The reason for the apparently greater odds of benefit for the super-responders may be largely mathematical; since the curves are almost parallel in this region, the difference between treatments will be the same, but the responder rate in the reference group (i.e., the denominator) will be lower, so the ratio will be greater. This mathematical point should not detract from the observation that within a population of responders, there is a greater likelihood of some patients getting very large benefits from treatment rather than placebo.
This analysis also illustrates the value of performing responder analyses.
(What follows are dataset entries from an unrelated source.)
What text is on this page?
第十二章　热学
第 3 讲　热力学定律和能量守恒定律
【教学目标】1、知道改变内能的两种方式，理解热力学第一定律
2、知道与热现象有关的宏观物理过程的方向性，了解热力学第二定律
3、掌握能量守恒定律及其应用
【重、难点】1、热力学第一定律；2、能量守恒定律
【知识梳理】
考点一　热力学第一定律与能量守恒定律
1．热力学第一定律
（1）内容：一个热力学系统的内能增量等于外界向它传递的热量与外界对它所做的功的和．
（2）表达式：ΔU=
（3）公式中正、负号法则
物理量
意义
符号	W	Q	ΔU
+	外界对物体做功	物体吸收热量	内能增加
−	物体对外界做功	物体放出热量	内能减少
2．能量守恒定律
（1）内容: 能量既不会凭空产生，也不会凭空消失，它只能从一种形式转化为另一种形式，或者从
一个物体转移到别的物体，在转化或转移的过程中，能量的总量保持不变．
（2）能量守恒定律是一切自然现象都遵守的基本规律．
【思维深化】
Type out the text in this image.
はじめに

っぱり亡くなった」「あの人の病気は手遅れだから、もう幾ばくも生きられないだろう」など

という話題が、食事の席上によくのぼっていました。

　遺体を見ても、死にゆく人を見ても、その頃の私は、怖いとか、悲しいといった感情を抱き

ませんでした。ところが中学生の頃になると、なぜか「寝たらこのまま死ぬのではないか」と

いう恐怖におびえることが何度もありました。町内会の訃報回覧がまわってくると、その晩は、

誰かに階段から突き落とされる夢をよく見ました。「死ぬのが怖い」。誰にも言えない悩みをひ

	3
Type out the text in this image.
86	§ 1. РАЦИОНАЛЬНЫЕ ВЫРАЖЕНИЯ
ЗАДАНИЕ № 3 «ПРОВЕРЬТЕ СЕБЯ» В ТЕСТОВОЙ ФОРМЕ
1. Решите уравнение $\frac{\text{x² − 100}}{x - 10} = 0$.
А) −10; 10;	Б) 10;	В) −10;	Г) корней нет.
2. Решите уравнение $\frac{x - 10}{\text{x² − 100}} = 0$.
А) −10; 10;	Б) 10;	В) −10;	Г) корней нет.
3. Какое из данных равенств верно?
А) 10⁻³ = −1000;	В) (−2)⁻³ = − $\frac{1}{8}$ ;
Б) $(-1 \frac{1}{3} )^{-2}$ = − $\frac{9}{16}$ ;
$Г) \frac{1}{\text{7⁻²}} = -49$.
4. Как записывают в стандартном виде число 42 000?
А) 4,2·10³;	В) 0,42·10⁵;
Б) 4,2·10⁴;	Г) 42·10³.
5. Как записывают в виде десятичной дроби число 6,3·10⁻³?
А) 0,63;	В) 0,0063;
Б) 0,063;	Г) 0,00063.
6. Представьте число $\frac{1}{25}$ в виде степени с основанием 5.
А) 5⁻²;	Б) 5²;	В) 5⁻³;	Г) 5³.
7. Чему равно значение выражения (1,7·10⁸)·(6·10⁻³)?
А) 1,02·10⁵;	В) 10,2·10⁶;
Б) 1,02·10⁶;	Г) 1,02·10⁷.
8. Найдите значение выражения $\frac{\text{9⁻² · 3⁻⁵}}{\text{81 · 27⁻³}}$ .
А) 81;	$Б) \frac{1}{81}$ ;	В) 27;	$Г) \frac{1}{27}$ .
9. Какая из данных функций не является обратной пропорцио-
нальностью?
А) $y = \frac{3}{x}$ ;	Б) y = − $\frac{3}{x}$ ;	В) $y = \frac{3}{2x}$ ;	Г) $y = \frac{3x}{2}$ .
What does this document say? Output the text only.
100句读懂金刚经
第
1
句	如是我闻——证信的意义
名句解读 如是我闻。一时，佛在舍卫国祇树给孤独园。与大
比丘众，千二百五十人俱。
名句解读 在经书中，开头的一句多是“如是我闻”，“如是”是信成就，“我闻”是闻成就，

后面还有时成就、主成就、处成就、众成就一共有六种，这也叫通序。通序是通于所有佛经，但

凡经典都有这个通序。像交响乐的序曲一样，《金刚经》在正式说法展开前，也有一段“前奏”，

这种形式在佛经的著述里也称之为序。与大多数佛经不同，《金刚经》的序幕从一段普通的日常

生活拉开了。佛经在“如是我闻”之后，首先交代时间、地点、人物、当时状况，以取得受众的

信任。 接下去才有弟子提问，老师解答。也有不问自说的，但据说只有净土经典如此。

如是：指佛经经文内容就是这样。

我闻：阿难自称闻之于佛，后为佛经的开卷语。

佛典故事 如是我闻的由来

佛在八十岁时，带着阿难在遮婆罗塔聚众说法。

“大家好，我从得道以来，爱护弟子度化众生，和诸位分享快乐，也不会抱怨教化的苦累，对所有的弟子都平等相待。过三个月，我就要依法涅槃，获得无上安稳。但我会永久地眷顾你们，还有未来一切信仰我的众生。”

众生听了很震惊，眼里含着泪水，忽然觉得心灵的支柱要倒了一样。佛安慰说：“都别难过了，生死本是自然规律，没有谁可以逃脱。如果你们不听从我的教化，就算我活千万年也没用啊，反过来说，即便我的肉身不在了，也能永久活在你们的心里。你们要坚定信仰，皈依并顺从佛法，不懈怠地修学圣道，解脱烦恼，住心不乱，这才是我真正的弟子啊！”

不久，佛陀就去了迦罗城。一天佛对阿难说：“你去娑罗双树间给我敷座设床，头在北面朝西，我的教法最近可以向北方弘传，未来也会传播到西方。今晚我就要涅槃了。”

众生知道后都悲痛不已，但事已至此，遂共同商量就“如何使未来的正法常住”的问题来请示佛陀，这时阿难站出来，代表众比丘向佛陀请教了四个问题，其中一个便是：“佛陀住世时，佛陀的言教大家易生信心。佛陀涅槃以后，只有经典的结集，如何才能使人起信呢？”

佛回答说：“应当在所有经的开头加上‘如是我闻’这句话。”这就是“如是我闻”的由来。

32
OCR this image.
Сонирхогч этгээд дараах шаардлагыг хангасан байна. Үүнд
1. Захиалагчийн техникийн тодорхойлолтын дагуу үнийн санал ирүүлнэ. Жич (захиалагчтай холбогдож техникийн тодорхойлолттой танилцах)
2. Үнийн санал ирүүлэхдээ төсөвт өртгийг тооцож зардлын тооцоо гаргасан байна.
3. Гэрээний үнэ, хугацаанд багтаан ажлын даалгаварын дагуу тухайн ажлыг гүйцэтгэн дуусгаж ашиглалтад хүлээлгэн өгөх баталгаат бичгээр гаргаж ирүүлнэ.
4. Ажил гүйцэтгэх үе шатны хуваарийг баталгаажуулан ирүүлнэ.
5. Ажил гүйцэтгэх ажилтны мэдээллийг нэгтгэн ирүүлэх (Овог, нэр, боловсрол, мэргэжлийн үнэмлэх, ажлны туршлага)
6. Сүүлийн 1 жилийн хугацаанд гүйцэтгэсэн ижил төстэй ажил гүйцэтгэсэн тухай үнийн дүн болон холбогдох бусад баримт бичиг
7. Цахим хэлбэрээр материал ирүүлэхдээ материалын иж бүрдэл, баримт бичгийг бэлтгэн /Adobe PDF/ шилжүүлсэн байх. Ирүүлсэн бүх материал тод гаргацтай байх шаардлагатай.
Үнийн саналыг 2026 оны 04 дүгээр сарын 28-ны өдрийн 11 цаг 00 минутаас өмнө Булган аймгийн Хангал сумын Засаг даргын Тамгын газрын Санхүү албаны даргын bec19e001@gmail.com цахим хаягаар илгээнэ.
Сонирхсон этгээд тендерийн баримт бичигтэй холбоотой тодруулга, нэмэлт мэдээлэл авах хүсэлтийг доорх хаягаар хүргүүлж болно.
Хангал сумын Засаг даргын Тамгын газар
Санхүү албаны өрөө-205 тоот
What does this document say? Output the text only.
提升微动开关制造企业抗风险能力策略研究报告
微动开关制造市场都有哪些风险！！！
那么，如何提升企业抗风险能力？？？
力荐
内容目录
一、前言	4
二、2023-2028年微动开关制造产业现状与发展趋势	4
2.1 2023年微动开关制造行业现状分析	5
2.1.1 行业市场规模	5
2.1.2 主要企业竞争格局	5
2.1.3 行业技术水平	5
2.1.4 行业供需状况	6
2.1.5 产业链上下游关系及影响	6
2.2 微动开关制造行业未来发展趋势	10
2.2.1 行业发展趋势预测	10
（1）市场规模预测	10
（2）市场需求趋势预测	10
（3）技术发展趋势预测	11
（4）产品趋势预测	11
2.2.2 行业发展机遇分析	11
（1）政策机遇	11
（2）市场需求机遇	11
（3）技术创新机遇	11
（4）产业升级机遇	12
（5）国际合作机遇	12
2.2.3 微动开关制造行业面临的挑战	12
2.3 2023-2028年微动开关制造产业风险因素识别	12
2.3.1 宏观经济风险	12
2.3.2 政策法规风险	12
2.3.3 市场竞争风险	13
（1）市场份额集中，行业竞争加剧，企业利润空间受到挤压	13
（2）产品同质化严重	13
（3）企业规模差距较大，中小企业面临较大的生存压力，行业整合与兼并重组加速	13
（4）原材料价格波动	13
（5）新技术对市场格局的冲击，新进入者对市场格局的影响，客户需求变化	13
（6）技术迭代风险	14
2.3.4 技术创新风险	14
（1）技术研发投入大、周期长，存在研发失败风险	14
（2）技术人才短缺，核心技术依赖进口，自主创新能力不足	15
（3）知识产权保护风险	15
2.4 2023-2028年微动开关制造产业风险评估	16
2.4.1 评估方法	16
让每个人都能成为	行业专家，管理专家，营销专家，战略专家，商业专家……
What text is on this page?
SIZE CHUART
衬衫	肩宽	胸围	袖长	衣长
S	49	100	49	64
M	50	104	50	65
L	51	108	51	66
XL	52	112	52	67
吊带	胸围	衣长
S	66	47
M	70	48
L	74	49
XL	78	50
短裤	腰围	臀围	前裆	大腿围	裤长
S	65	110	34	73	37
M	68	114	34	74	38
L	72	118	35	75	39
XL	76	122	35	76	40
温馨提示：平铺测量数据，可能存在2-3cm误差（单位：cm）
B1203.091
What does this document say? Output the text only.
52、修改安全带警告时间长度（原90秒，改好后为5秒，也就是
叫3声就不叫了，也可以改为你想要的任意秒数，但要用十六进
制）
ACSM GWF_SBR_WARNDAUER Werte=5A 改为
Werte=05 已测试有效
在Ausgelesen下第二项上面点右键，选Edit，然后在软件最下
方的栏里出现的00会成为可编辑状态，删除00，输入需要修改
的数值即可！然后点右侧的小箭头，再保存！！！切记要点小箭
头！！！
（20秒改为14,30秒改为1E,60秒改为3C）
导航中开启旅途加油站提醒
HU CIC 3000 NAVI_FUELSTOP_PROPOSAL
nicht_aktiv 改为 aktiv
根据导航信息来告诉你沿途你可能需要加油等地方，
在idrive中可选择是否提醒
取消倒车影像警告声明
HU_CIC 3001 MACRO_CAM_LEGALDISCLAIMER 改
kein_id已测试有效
The mean difference from placebo in the short-term trials with either treatment group was <2 units and with the medium-term trials it was <2.5 units, both of which are well below the 4 unit MCID. However, it would be incorrect to conclude that there was no clinically relevant benefit, since with both treatments and in both trials the OR compared with placebo was >1.30 (using the MCID as the cut point), i.e., a >30% greater odds of a clinically significant benefit with treatment compared with placebo.
The strength of this analysis is that it is based on a very large body of pooled individual patient data from several trials. In fact, due to the collaborative nature of the program, the database is made up of a majority of studies performed with these agents in COPD over this time-period, so the results should be generalizable to other trials in COPD recruiting patients with a similar demographic profile. The chief weakness is that these are not within-study comparisons, but the results show a broadly consistent pattern across studies of different duration and between different treatments and different active comparators, so the findings are likely to be reliable. It is important not to make conclusions about relative treatment efficacy between treatment classes using these data, because they are indirect comparisons.
In conclusion, this analysis has shown that a responder analysis provides very similar estimates of treatment efficacy over a wide range of cut points. This applies whether the comparator is a placebo or an active drug. Use of responder analysis removes the need for any discussion about using different MCIDs for active versus placebo comparisons. Responder analysis does not obviate the use of mean differences in response rate, but it does provide a reliable and clinical method of reporting treatment effects on SGRQ scores that are meaningful in routine clinical practice.
The authors would like to thank Debbie Merrill, COPD Foundation, for managing the review process, the COPD Biomarker Qualification Consortium (CBQC) for their role in aggregating the data, and Tom Martin of Novartis and Katja Rüdell, formerly of Pfizer for their review and oversight through the CBQC Steering Committee. They also acknowledge the assistance provided by Kate Hollingworth of Continuous Improvement Ltd in copyediting and formatting the manuscript; this was funded by the COPD Foundation.
Declaration of Interest
PWJ, NK, SM, HM, SIR, RTS and MT are employees of the pharma companies who funded this analysis. KR is a former employee of Pfizer. HG and HW participated in this project as employees of Evidera, a company which performs work for hire for multiple pharmaceutical and device companies in outcomes research. DM has nothing to declare.